The beauty of it is, it's very concise.
>It's nice to hear of someone using prenasalized stops in their
>conlang. (I've been thinking for a couple of weeks of asking whether
>anyone here used them.) I became familiar with them when I took Chichewa
>in college. It has both syllabic nasals and homorganic prenasalized
>stops. My 6 yo son also has prenasalized stops, interestingly
>enough. They are in free variation with the oral stops,
>word-initially. It shows up most often in the word "daddy," which often
>comes out as [n_d&dij] (improvising [n_d] for the prenasalized stop.

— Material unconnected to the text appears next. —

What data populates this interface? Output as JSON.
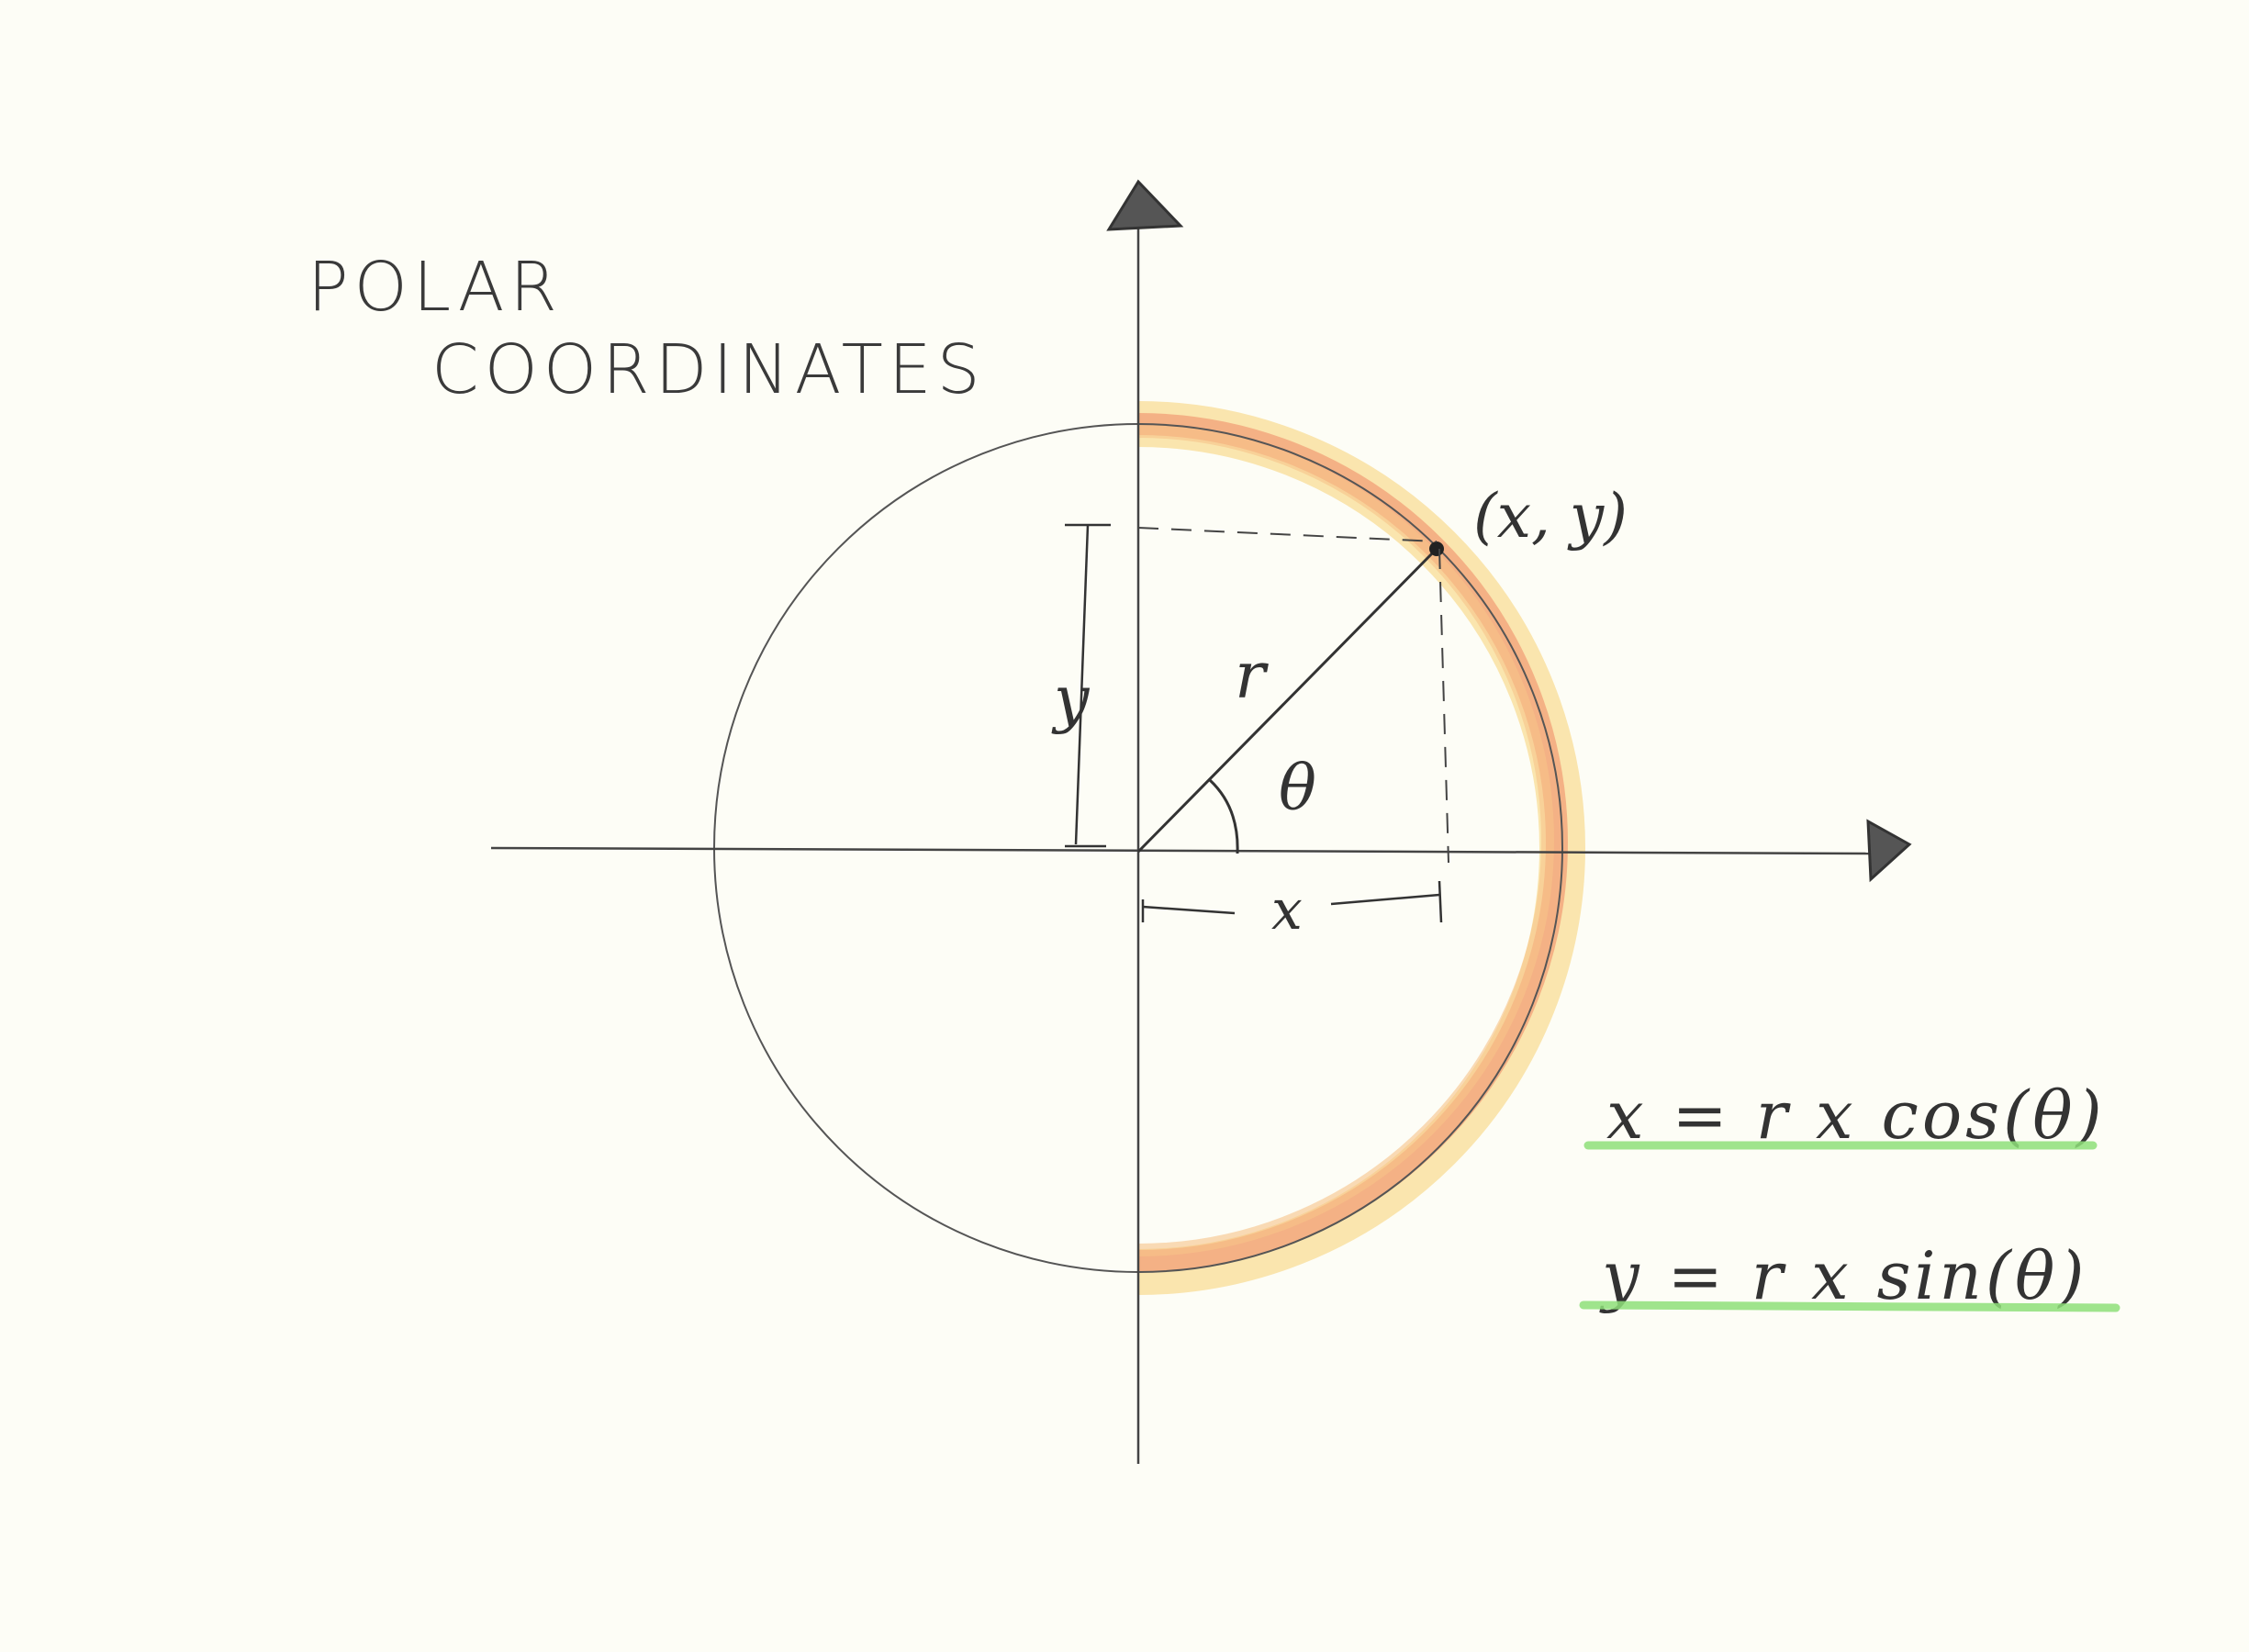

I
>would have no idea what it is he were doing had I not had Chichewa in
>college. I still have no idea *why* he is doing it.
As I mentioned in an earlier post, prenasalised stops occur only in the
context of the dubious evidentiality. Magzhelyagon's has a lot of
gramaticalised phonemes. It's possibly the weirdest language on Huna.
>Now that I know what polysynthetic is...could someone explain to me the
>difference between agglutinative and fusional. (Agglutinative I almost
>know what it is, but fusional I've never heard before.
I think it's the extreme end of inflecting.